田村酒造場 Japanese sake brewery」は、日本酒の蔵元・田村酒造場を再現したワールドです。お酒のオンラインストア「ROJI日本橋 ONLINE STORE」と、3D制作・管理クラウドサービスのbestat株式会社が制作し、現在公開中です。

「日本酒ファンコミュニティを作り、ユーザーと蔵元の双方向のコミュニケーションを図る」という目的のためにオープンしたとのことで、そのためか12月にはVTuberによる配信企画まで実施するなど、単なる「場所の公開」では終わらせない動きが特徴です。

モバイル対応しているため、「Meta Quest 2」や「PICO 4」、そして先日解禁されたAndoridからもアクセスできるハイクオリティな酒蔵。この記事では、ワールド全体や12月実施の配信企画について、まるっとご紹介いたします。


都心から離れた、自然豊かな酒蔵を見学しよう!

田村酒造場の外観。右側に川が流れている。

田村酒造場がある場所は東京都福生市。東京ではありますが、都心からはかなり離れた場所ということもあり、酒蔵がある場所はかなり自然豊か。近くにはきれいな川も流れており、「東京にこんな場所が!」とおどろく人もいるかもしれませんね。

酒蔵前。「!」に触れると解説が表示される。

建物の雰囲気は古風で、江戸時代の面影が感じられるところ。細かなところまで丁寧に作り込まれています。「!」マークに触れると解説が表示されるので、ツアー見学のガイドがわりに読み込んでみるのがオススメです。

「木槌でふたを叩き割るアレ」ができる酒樽。

お祝いごとで目にする酒樽も置かれています。こちらは近くの木槌で「ふたを叩いて割るアレ」が体験できます。なかなか現実でやる機会がないものです。思う存分叩き割っていきましょう!

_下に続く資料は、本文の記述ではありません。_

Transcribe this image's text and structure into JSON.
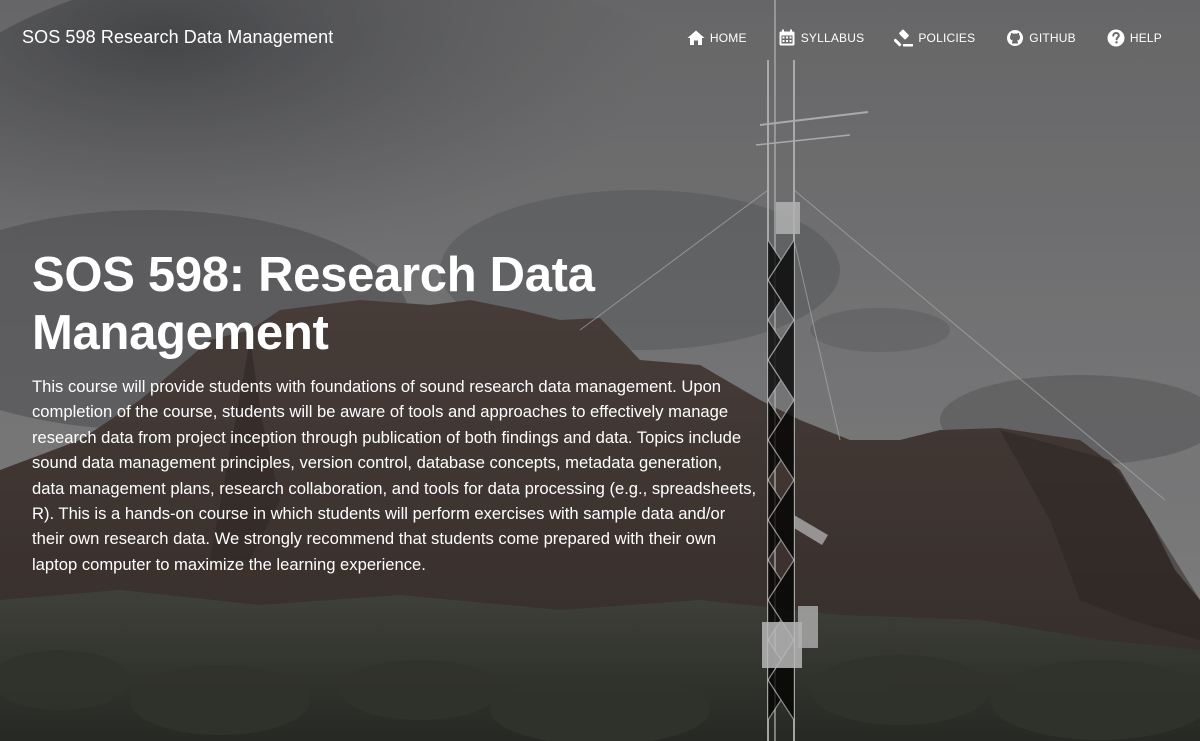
{
  "navbar": {
    "brand": "SOS 598 Research Data Management",
    "items": [
      {
        "label": "HOME",
        "icon": "home-icon"
      },
      {
        "label": "SYLLABUS",
        "icon": "calendar-icon"
      },
      {
        "label": "POLICIES",
        "icon": "gavel-icon"
      },
      {
        "label": "GITHUB",
        "icon": "github-icon"
      },
      {
        "label": "HELP",
        "icon": "question-circle-icon"
      }
    ]
  },
  "hero": {
    "title": "SOS 598: Research Data Management",
    "description": "This course will provide students with foundations of sound research data management. Upon completion of the course, students will be aware of tools and approaches to effectively manage research data from project inception through publication of both findings and data. Topics include sound data management principles, version control, database concepts, metadata generation, data management plans, research collaboration, and tools for data processing (e.g., spreadsheets, R). This is a hands-on course in which students will perform exercises with sample data and/or their own research data. We strongly recommend that students come prepared with their own laptop computer to maximize the learning experience.",
    "background_image": "desert-mountain-weather-tower-photo"
  },
  "colors": {
    "text": "#ffffff",
    "sky": "#8a8a8c",
    "mountain": "#4a3e3a",
    "vegetation": "#3e4236"
  }
}
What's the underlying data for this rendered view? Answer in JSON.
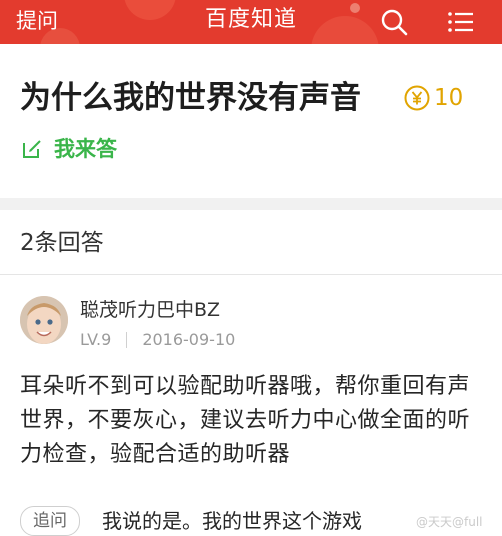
{
  "header": {
    "ask_label": "提问",
    "title": "百度知道",
    "search_icon": "search-icon",
    "menu_icon": "menu-icon",
    "background_color": "#e33b2e"
  },
  "question": {
    "title": "为什么我的世界没有声音",
    "reward_amount": "10",
    "reward_icon": "coin-icon",
    "reward_color": "#e1a400",
    "answer_button_label": "我来答",
    "answer_color": "#3ab54a"
  },
  "answers": {
    "count_label": "2条回答",
    "items": [
      {
        "username": "聪茂听力巴中BZ",
        "level": "LV.9",
        "date": "2016-09-10",
        "content": "耳朵听不到可以验配助听器哦，帮你重回有声世界，不要灰心，建议去听力中心做全面的听力检查，验配合适的助听器",
        "followup_tag": "追问",
        "followup_text": "我说的是。我的世界这个游戏"
      }
    ]
  },
  "watermark": "@天天@full"
}
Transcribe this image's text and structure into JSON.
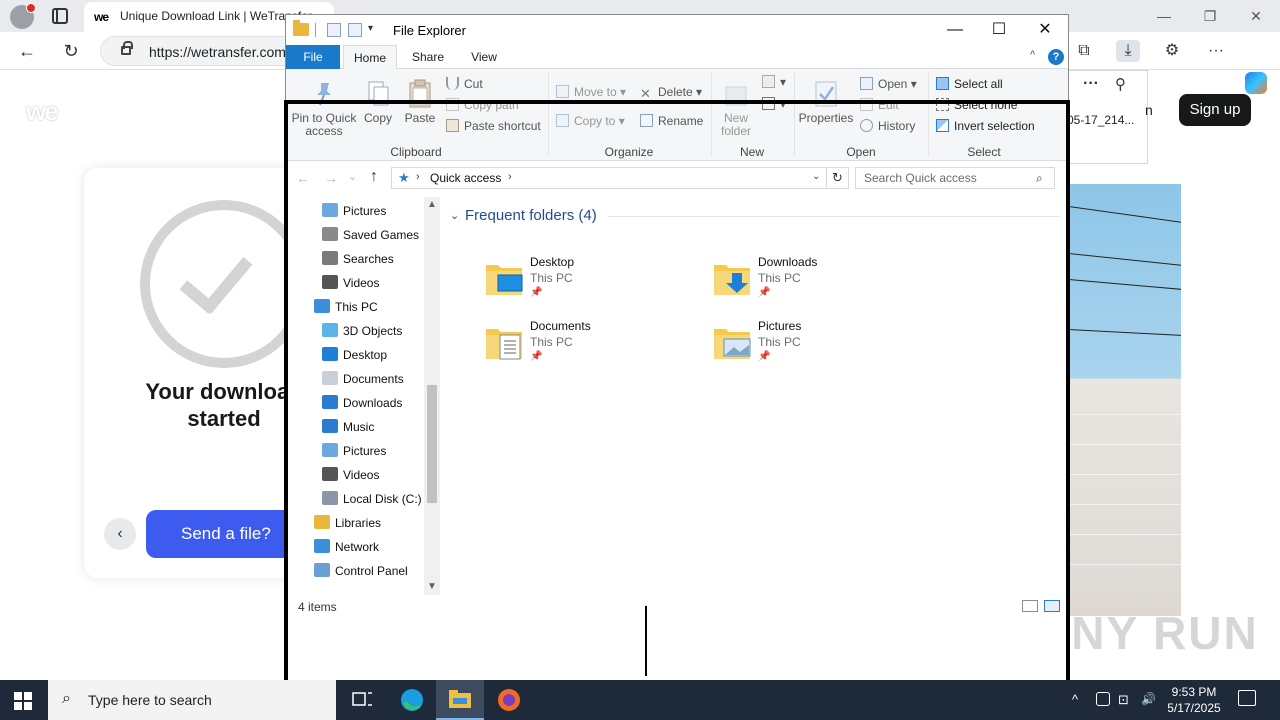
{
  "browser": {
    "tab_title": "Unique Download Link | WeTransfer",
    "tab_favicon": "we",
    "url": "https://wetransfer.com",
    "flyout_filename": "05-17_214...",
    "flyout_more": "···",
    "flyout_pin": "⚲",
    "nav_back": "←",
    "nav_reload": "↻",
    "tab_minimize": "—",
    "tab_maximize": "❐",
    "tab_close": "✕",
    "toolbar_collections": "⧉",
    "toolbar_download": "⤓",
    "toolbar_extensions": "⚙",
    "toolbar_more": "···"
  },
  "wetransfer": {
    "logo": "we",
    "signin_partial": "n",
    "signup": "Sign up",
    "download_started": "Your download started",
    "send_file": "Send a file?",
    "back_arrow": "‹",
    "watermark": "ANY RUN"
  },
  "explorer": {
    "title": "File Explorer",
    "qat_dropdown": "▾",
    "controls": {
      "minimize": "—",
      "maximize": "☐",
      "close": "✕"
    },
    "tabs": {
      "file": "File",
      "home": "Home",
      "share": "Share",
      "view": "View"
    },
    "ribbon_collapse": "^",
    "help": "?",
    "ribbon": {
      "pin_quick_access": "Pin to Quick access",
      "copy": "Copy",
      "paste": "Paste",
      "cut": "Cut",
      "copy_path": "Copy path",
      "paste_shortcut": "Paste shortcut",
      "clipboard": "Clipboard",
      "move_to": "Move to",
      "copy_to": "Copy to",
      "delete": "Delete",
      "rename": "Rename",
      "organize": "Organize",
      "new_folder": "New folder",
      "new": "New",
      "properties": "Properties",
      "open": "Open",
      "edit": "Edit",
      "history": "History",
      "open_group": "Open",
      "select_all": "Select all",
      "select_none": "Select none",
      "invert_selection": "Invert selection",
      "select_group": "Select"
    },
    "address": {
      "back": "←",
      "forward": "→",
      "recent": "⌄",
      "up": "↑",
      "star": "★",
      "chevron": "›",
      "path": "Quick access",
      "dropdown": "⌄",
      "refresh": "↻",
      "search_placeholder": "Search Quick access",
      "search_icon": "⌕"
    },
    "nav": [
      {
        "label": "Pictures",
        "icon": "pictures"
      },
      {
        "label": "Saved Games",
        "icon": "saved-games"
      },
      {
        "label": "Searches",
        "icon": "searches"
      },
      {
        "label": "Videos",
        "icon": "videos"
      },
      {
        "label": "This PC",
        "icon": "this-pc"
      },
      {
        "label": "3D Objects",
        "icon": "3d-objects"
      },
      {
        "label": "Desktop",
        "icon": "desktop"
      },
      {
        "label": "Documents",
        "icon": "documents"
      },
      {
        "label": "Downloads",
        "icon": "downloads"
      },
      {
        "label": "Music",
        "icon": "music"
      },
      {
        "label": "Pictures",
        "icon": "pictures"
      },
      {
        "label": "Videos",
        "icon": "videos"
      },
      {
        "label": "Local Disk (C:)",
        "icon": "local-disk"
      },
      {
        "label": "Libraries",
        "icon": "libraries"
      },
      {
        "label": "Network",
        "icon": "network"
      },
      {
        "label": "Control Panel",
        "icon": "control-panel"
      }
    ],
    "scroll_up": "▲",
    "scroll_down": "▼",
    "section_chevron": "⌄",
    "section_title": "Frequent folders (4)",
    "pin_glyph": "📌",
    "folders": [
      {
        "name": "Desktop",
        "location": "This PC",
        "icon": "desktop-folder"
      },
      {
        "name": "Downloads",
        "location": "This PC",
        "icon": "downloads-folder"
      },
      {
        "name": "Documents",
        "location": "This PC",
        "icon": "documents-folder"
      },
      {
        "name": "Pictures",
        "location": "This PC",
        "icon": "pictures-folder"
      }
    ],
    "status": "4 items"
  },
  "taskbar": {
    "search_icon": "⌕",
    "search_placeholder": "Type here to search",
    "time": "9:53 PM",
    "date": "5/17/2025",
    "tray_chevron": "^",
    "tray_network": "⊡",
    "tray_volume": "🔊"
  },
  "colors": {
    "accent": "#1979ca",
    "wetransfer_button": "#3e5bf0",
    "taskbar": "#1e2a3a",
    "folder": "#e8b73b"
  }
}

酒蔵の中。正面モニターでは現実の田村酒造場の映像が流れる。
酒蔵の中。掛け軸や井戸など、歴史的な展示物が並ぶ。

蔵の中は博物館のようになっています。酒造りに活用された水車、酒造りを始める際に掘られた井戸、さらに普段は公開されていない帳面など、田村酒造場の歴史を伝えるものが展示されています。解説と合わせて見学していけば、田村酒造所がどのように現代まで酒造りを続けてきたか、その一端が垣間見えるはずです。

「ROJI日本橋」コーナー。
ワールド公開と合わせて公開された酒瓶の3Dモデル(有料)。

また、一角にはお酒のECセレクトショップ「ROJI日本橋」のコーナーも設けられています。こちらでは、ワールドと合わせて公開された、日本酒関連の3Dモデルが展示されています。田村酒造場の日本酒ボトルは有料ですが、木升は来場すればもれなく全員に、前掛けはアンケート回答で、どちらも無料で入手できます。前掛けと木枡を携えれば、立派な日本酒好きとしてアピールできそうですね!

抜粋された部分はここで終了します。